What does this protest have to do with me, Robson Valley readers, and the Rocky Mountain Goat, you may wonder? Everything, it turns out.
Escalations of civil disobedience may indicate a new normal, given they are flashpoints for other things citizens are angry about.
The media is as much a part of the solution as anyone. That’s why the Goat in Victoria will report on the actions and interactions of the people entrusted to represent and lead the province’s citizens through these and other tricky rapids ahead. We will examine BC government policy through a rural lens; we will scrutinize institutional data, services and programs to understand the nuance, context and implications for Robson Valley citizens and rural British Columbians.
My work in Victoria will be guided by the leadership, integrity, and deep local knowledge of the Rocky Mountain Goat publisher and editor, and it will be informed by reader response. I ask for your patience and welcome your feedback as I research my way through the issues of Robson Valley and re-learn the ropes in Victoria from the other side of the Legislative Chamber (between careers in newspapers, magazines and television, I spent a few years as a political assistant in Victoria).

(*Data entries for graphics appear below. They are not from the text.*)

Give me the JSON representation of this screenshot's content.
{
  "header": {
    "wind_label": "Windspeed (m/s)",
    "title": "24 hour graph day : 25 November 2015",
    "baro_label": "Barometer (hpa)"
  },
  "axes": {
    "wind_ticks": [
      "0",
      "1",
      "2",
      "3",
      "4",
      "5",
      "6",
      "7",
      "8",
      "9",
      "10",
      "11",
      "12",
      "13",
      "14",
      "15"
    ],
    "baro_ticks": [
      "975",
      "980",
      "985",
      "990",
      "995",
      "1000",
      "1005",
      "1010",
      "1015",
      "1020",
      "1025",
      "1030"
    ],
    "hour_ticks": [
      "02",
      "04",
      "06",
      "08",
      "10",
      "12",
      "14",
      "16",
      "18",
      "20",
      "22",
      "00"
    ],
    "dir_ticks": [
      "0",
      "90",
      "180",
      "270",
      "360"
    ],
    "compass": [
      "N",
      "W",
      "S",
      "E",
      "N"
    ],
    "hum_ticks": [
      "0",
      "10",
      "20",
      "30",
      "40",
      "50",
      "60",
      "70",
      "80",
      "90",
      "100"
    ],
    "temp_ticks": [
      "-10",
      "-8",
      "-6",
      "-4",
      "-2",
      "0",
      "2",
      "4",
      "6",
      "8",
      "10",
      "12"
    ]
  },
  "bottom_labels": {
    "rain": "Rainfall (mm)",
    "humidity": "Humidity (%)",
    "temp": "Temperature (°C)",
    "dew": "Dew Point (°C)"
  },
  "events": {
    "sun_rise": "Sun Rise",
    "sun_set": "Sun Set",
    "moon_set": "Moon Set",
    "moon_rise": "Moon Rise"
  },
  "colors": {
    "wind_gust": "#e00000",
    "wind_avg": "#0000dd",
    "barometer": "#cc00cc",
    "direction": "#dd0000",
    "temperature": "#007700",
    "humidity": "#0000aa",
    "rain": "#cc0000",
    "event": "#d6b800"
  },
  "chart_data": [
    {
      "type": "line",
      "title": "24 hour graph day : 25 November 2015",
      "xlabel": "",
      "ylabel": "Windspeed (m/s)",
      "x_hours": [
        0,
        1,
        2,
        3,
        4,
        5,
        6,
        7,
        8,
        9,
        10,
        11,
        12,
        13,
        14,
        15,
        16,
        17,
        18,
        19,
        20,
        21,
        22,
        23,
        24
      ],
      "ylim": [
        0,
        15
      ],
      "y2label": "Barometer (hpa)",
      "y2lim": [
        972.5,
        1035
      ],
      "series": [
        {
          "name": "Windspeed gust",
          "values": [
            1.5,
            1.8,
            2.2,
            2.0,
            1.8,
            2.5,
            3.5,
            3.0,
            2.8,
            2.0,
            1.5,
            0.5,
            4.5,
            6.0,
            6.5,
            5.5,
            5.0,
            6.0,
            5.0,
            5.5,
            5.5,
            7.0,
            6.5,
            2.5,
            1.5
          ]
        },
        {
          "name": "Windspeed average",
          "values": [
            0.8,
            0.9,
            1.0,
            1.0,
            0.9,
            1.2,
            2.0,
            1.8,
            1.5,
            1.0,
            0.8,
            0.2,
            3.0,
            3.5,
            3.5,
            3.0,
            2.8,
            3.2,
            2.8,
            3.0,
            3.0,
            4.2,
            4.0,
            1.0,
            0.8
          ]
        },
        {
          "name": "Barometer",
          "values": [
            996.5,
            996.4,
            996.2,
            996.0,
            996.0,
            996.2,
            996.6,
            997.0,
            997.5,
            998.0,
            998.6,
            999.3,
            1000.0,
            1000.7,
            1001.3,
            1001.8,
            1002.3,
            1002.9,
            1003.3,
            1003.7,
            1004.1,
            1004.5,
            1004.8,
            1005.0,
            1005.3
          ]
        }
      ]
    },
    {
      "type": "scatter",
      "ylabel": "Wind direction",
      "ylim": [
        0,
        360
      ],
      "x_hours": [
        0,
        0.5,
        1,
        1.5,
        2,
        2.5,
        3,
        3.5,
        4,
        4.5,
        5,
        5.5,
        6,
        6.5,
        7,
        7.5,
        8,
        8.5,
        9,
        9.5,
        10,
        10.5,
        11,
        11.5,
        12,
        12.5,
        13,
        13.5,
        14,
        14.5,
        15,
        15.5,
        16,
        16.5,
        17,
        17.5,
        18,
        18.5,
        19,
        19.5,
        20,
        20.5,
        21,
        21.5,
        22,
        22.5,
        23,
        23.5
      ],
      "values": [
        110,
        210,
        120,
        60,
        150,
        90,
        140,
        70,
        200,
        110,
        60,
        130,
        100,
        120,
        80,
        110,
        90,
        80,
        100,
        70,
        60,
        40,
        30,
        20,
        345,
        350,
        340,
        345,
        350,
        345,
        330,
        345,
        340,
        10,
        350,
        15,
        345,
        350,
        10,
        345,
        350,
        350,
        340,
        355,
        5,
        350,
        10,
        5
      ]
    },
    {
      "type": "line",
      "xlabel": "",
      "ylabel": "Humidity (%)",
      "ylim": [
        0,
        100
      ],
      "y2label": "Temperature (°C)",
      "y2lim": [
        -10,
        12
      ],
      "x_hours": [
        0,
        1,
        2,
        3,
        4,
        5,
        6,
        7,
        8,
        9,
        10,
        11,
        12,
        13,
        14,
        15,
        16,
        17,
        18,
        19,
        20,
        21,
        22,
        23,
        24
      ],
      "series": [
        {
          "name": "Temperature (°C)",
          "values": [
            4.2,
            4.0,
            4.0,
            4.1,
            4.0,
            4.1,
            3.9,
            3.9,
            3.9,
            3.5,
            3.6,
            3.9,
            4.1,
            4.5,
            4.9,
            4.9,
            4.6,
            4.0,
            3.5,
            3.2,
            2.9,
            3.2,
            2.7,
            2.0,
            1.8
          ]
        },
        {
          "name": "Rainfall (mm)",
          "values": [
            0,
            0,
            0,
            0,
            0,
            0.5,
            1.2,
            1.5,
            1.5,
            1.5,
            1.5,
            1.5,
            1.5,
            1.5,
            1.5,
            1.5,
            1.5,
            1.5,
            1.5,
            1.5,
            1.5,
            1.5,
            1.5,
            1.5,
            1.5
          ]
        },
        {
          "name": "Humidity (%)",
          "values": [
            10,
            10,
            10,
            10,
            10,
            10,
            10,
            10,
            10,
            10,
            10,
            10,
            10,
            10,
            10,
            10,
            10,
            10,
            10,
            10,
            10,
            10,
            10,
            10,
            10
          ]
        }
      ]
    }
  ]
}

The RMG team has already begun building a line-up of issues and topics to tackle in the months ahead: forestry sector revitalization, seniors home support and assisted living, green energy and geothermal development, mental health services, transportation gaps, economic and social effects of resource development, and more.
Along the way, we’ll show readers what’s happening in Victoria, like this week’s raw footage exchange between Prince George-Valemount MLA Shirley Bond and Premier John Horgan during Question Period.
Over the next while, we’ll also try out different feature concepts, such as Postcards from the Ledge, ChangeMakers, and MLA in Action.
Throughout, we truly want to know what you think. When it comes to feedback, please bring it on.
To reference Horgan again: “No single one of us decides what reconciliation can or should look like. It is a shared journey we are on together.”
Work together, learn together, stand together. Keep talking and listen a lot.
With the passage of the legislation, “Our work here has not ended,” Horgan noted. “It has just begun.”